Dactylographie et bonnes vibrations

Actualités - Hack - Posté on 16 Sep 2009 at 2:45 par Solange Belkhayat-Fuchs

Dieter DrescherIl pourrait porter le titre d’un tube des Beach Boys, ce superbe hack de Andrea Barisani et Daniele Bianco. Ces deux transalpins, déjà connus pour avoir réalisé une attaque « MIM » sur des informations RDS, ont remis au goût du jour une vieille technique d’écoute à distance, longtemps utilisée tant par le KGB que par la CIA aux grandes heures de la Guerre Froide. C’est le « coup de la détection microphonique à l’aide d’un laser ».

Les détails techniques publiés par les chercheurs et dévoilés à l’occasion de la dernière Black Hat portent en fait sur deux genres d’attaques. La première, très classique, consiste à mesurer les rayonnements électromagnétiques émis par les claviers de type « connecteur PS/2 » et qui peuvent se promener sur tout le réseau électrique environnant. Jusque là, rien de très transcendant puisque les « claviers PS/2 » ont tendance à disparaître au profit des IHM sur bus USB (nettement moins bruyant) et que n’importe quel apprenti électricien peut, à l’aide d’un tore ou bâtonnet de ferrite, confectionner une self de choke avec ledit câble, bloquant ainsi tout rayonnement et risque d’écoute.

La seconde technique, en revanche, est bien plus amusante. Elle consiste à « écouter » la modulation d’un faisceau laser incident pointé sur la carcasse d’un ordinateur portable. L’on fabrique de nos jours de forts petits lasers à longue portée, ne travaillant pas dans le domaine du visible, et qui, affirment Barisani et Bianco, se réfléchissent très bien sur le miroir constitué par le logo généralement très brillant du logo de l’ordinateur. Dell, Toshiba, Asus sont des spécialistes du genre. IBM risque de poser quelques difficultés.
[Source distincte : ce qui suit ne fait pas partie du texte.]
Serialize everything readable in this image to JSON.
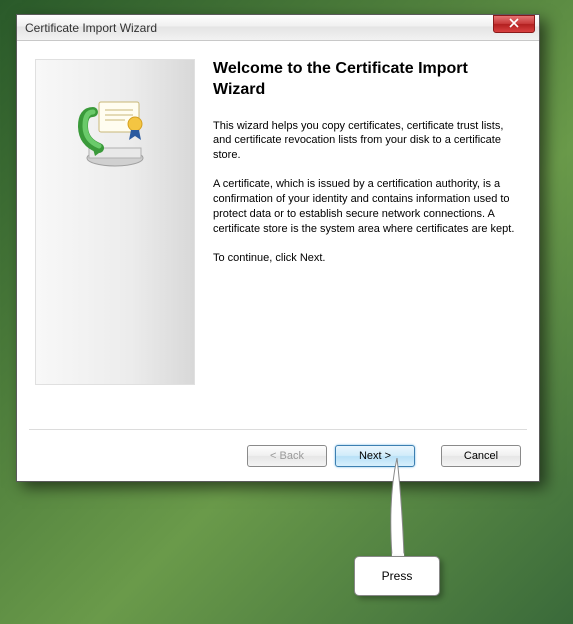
{
  "window": {
    "title": "Certificate Import Wizard"
  },
  "content": {
    "heading": "Welcome to the Certificate Import Wizard",
    "para1": "This wizard helps you copy certificates, certificate trust lists, and certificate revocation lists from your disk to a certificate store.",
    "para2": "A certificate, which is issued by a certification authority, is a confirmation of your identity and contains information used to protect data or to establish secure network connections. A certificate store is the system area where certificates are kept.",
    "para3": "To continue, click Next."
  },
  "buttons": {
    "back": "< Back",
    "next": "Next >",
    "cancel": "Cancel"
  },
  "callout": {
    "label": "Press"
  }
}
En récupérant le signal incident, nos hackers peuvent écouter les vibrations des touches frappées par la personne espionnée. Certaines touches ont un bruit caractéristique : retour chariot, barre d’espace… pour les autres, c’est un peu plus compliqué. Il faut alors avoir recours à une forme d’attaque par dictionnaire se basant sur le nombre de lettres que comporte chaque mot, sur une analyse heuristique et sémiologique de la longueur des phrases, sur une association entre les règles d’analyse des séquences et les échos vibrants que diffusent le clavier sur l’ensemble de la carcasse de la machine… une sorte de « super T9 » en quelque sorte.

Déjà, dans les années 50 et 60, les barbouzes américaines et soviétiques s’écoutaient mutuellement en utilisant cette même technique pour « écouter » les vibrations des vitres provoquées par les conversations de « l’ennemi ». Combien de carreaux d’ambassades et de vasistas de consulats ont été ainsi balayés par des pinceaux lumineux cohérents… l’expérience peut même être réalisée avec peu de moyens. En recouvrant le haut-parleur d’un poste radio d’une feuille de plastique réfléchissante et en pointant un laser sur ladite feuille, l’on récupère un signal modulé en amplitude récupérable des centaines de mètres plus loin grâce à un simple phototransistor.

A moins de ne plus travailler qu’avec des claviers en gomme récupérés sur d’antiques TO-7 ou de dactylographier un email qu’assis sur une machine à laver branchée en permanence sur le programme « essorage », cette attaque est imparable. Elle impose cependant quelques contraintes spatiales liées au trajet lumineux… une chaise, un rideau, un changement de position de la machine espionnée interrompt immédiatement l’écoute.